# generate a synthetic dataset with known classes: 50 features, 23 samples (10+5+8)
n <- 20; counts <- c(5, 3, 2);
p <- sum(counts)
x <- syntheticNMF(n, counts)
dim(x)
[1] 20 10
# build the true cluster membership
groups <- unlist(mapply(rep, seq(counts), counts))
# run on a data.frame
res <- nmf(data.frame(x), 3)
# missing method: use algorithm suitable for seed
res <- nmf(x, 2, seed=rnmf(2, x))
algorithm(res)
[1] "brunet"
res <- nmf(x, 2, seed=rnmf(2, x, model='NMFns'))
algorithm(res)
[1] "nsNMF"
# compare some NMF algorithms (tracking the approximation error)
res <- nmf(x, 2, list('brunet', 'lee', 'nsNMF'), .options='t')
Compute NMF method 'brunet' [1/3] ... OK
Compute NMF method 'lee' [2/3] ... OK
Compute NMF method 'nsNMF' [3/3] ... OK
res
summary(res, class=groups)
method seed rng metric rank sparseness.basis sparseness.coef purity entropy silhouette.coef silhouette.basis residuals niter
brunet brunet random 1 KL 2 0.2932845 0.8254661 0.7 0.4984430 1 1 67.54475 420
lee lee random 1 euclidean 2 0.3725724 0.6479075 0.8 0.3063008 1 1 40.01078 450
nsNMF nsNMF random 1 KL 2 0.3613243 0.9999992 0.7 0.4984430 1 1 71.77176 430
cpu cpu.all nrun
brunet 0.112 0.112 1
lee 0.180 0.180 1
nsNMF 0.252 0.252 1
# plot the track of the residual errors
plot(res)
# specify algorithm by its name
res <- nmf(x, 3, 'nsNMF', seed=123) # nonsmooth NMF
# names are partially matched so this also works
identical(res, nmf(x, 3, 'ns', seed=123))
[1] FALSE
res <- nmf(x, 3, 'offset') # NMF with offset
# run a custom algorithm defined as a standard function
myfun <- function(x, start, alpha){
# update starting point
# ...
basis(start) <- 3 * basis(start)
# return updated point
start
}
res <- nmf(x, 2, myfun, alpha=3)
algorithm(res)
[1] "nmf_4a3f4f7c37e1"
# error: alpha missing
try( nmf(x, 2, myfun) )
# possibly the algorithm fits a non-standard NMF model, e.g.
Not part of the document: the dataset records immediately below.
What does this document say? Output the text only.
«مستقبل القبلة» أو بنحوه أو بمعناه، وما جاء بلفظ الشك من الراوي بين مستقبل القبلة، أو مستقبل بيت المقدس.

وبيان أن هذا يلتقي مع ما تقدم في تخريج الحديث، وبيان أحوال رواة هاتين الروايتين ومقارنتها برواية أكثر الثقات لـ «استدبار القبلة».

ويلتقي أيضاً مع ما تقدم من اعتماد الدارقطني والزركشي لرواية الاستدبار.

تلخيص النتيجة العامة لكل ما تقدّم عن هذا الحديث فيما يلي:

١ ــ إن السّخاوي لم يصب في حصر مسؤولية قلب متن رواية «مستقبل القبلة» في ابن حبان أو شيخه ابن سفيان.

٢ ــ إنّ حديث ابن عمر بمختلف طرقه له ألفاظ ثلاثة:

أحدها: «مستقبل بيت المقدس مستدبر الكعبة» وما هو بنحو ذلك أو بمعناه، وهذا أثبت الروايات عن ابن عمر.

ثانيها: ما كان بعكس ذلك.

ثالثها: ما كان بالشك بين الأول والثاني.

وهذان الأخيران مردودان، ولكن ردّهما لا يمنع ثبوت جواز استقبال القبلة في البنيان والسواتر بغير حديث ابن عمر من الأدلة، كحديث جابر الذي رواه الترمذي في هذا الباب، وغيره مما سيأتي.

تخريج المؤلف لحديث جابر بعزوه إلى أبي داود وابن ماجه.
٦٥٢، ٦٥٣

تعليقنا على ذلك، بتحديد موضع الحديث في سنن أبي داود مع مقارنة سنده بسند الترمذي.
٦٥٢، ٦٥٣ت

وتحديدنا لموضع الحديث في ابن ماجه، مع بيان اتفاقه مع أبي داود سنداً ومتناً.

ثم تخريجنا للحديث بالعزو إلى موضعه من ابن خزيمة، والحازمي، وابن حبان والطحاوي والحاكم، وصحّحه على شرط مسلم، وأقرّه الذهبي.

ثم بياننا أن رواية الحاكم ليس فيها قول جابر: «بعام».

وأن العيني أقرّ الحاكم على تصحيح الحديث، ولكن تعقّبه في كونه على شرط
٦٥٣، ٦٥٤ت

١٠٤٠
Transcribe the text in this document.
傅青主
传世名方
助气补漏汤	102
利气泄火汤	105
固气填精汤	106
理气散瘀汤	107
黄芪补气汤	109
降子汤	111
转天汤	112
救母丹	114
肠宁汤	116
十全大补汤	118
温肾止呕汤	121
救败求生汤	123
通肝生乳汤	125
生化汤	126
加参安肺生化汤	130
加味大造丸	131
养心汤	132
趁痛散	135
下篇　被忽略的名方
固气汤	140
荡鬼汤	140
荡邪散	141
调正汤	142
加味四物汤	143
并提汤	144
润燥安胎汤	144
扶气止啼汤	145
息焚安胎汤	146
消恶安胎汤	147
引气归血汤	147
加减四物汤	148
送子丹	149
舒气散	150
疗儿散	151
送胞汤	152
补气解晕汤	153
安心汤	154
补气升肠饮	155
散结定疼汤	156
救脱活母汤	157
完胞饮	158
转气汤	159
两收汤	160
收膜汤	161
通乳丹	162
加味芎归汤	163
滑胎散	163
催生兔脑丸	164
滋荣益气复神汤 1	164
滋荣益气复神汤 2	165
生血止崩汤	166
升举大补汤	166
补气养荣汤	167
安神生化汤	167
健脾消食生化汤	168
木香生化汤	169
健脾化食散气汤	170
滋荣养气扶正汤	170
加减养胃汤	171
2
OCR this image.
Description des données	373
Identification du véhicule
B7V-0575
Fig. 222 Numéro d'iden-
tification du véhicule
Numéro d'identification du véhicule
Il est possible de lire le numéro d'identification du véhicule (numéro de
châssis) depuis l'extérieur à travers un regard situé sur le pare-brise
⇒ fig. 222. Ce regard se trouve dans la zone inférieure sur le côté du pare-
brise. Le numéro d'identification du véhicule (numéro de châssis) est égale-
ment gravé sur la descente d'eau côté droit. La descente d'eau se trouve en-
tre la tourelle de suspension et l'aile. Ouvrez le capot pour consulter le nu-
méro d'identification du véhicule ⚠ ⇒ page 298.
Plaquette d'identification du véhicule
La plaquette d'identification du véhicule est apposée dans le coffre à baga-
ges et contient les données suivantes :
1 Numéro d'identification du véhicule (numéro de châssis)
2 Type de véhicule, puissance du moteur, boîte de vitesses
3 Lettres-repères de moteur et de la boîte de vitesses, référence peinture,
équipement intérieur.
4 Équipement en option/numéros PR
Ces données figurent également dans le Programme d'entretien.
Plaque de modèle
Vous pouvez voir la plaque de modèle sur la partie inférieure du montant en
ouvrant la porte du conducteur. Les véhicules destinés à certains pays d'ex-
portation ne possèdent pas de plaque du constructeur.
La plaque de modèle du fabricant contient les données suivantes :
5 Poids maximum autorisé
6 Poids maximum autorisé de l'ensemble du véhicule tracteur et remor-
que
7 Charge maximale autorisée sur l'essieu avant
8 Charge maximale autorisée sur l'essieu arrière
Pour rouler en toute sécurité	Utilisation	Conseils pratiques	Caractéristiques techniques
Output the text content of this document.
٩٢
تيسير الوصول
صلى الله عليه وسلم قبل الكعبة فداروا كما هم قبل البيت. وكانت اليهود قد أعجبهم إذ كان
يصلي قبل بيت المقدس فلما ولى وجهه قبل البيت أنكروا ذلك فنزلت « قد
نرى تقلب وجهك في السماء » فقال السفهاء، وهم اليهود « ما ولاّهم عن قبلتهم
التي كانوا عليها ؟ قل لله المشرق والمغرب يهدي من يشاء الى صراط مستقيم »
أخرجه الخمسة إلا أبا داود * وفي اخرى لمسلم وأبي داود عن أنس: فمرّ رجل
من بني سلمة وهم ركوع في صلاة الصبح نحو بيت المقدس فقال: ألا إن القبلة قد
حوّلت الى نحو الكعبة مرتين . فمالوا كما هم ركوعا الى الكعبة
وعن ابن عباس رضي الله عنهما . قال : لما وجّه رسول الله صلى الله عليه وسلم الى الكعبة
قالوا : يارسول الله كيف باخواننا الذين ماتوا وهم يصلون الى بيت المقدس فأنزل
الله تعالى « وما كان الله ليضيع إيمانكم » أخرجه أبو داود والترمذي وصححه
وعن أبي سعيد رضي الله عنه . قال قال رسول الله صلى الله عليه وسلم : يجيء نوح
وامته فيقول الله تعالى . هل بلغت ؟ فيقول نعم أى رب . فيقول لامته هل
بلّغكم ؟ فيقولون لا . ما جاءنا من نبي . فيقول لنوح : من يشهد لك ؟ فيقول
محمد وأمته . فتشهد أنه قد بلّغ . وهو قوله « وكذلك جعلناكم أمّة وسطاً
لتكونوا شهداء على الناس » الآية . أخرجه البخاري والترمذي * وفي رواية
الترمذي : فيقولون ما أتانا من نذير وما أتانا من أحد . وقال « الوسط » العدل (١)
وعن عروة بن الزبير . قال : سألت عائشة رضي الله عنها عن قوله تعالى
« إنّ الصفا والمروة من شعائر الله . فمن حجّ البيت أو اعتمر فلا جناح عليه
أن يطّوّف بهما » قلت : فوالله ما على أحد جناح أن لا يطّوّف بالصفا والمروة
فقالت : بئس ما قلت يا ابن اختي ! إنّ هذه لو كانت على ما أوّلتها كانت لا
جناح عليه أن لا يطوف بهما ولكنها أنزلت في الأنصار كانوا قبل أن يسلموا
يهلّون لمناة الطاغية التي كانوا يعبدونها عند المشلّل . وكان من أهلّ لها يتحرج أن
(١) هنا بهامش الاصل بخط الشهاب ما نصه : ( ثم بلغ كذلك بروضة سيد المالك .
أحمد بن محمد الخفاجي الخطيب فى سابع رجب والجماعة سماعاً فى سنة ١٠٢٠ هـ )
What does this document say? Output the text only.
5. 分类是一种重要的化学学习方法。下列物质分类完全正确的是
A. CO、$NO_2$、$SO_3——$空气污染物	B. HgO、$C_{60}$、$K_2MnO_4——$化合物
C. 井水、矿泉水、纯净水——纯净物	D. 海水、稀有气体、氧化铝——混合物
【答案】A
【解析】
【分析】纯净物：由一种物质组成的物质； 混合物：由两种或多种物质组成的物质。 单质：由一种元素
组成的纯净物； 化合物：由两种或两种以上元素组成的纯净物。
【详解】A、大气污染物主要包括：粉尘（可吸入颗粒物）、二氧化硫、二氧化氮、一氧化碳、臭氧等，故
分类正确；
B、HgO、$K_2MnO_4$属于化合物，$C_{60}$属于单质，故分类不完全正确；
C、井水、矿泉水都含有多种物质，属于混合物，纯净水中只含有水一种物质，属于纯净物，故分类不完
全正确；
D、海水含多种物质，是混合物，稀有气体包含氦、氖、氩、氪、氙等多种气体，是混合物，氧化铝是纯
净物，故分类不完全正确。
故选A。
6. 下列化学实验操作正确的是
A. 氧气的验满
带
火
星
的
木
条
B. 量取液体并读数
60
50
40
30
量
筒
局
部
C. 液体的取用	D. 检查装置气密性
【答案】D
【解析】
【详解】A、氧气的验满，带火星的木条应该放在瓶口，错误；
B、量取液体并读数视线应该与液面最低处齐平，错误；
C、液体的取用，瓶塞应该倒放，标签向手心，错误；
NMFns model
res <- nmf(x, 2, myfun, alpha=3, model='NMFns')
modelname(res)
[1] "NMFns"
# assume a known NMF model compatible with the matrix `x`
y <- rnmf(3, x)
# fits an NMF model (with default method) on some data using y as a starting point
res <- nmf(x, y)
# the fit can be reproduced using the same starting point
nmf.equal(nmf(x, y), res)
[1] TRUE
# missing method: use default algorithm
res <- nmf(x, 3)
# Fit a 3-rank model providing an initial value for the basis matrix
nmf(x, rmatrix(nrow(x), 3), 'snmf/r')
# Fit a 3-rank model providing an initial value for the mixture coefficient matrix
nmf(x, rmatrix(3, ncol(x)), 'snmf/l')
# default fit
res <- nmf(x, 2)
summary(res, class=groups)
rank sparseness.basis sparseness.coef purity entropy silhouette.coef silhouette.basis residuals
2.0000000 0.3836735 0.6690929 0.8000000 0.3811979 1.0000000 1.0000000 66.2048250
niter cpu cpu.all nrun
450.0000000 0.1120000 0.1120000 1.0000000
# run default algorithm multiple times (only keep the best fit)
res <- nmf(x, 3, nrun=10)
res
summary(res, class=groups)
rank sparseness.basis sparseness.coef purity entropy silhouette.coef
3.0000000 0.4680864 0.7657260 0.9000000 0.1738140 0.9266244
silhouette.basis residuals niter cpu cpu.all nrun
0.8109707 44.6115320 420.0000000 0.2200000 3.5880000 10.0000000
cophenetic dispersion silhouette.consensus
0.9802005 0.7080000 0.7582481
# run default algorithm multiple times keeping all the fits
res <- nmf(x, 3, nrun=10, .options='k')
res
summary(res, class=groups)
rank sparseness.basis sparseness.coef purity entropy silhouette.coef
3.0000000 0.4681643 0.7694107 0.9000000 0.1738140 0.9071356
silhouette.basis residuals niter cpu cpu.all nrun
0.7994680 44.6115286 430.0000000 0.1640000 4.5640000 10.0000000
cophenetic dispersion silhouette.consensus
0.9847183 0.7840000 0.8386278
## Note: one could have equivalently done
# res <- nmf(V, 3, nrun=10, .options=list(keep.all=TRUE))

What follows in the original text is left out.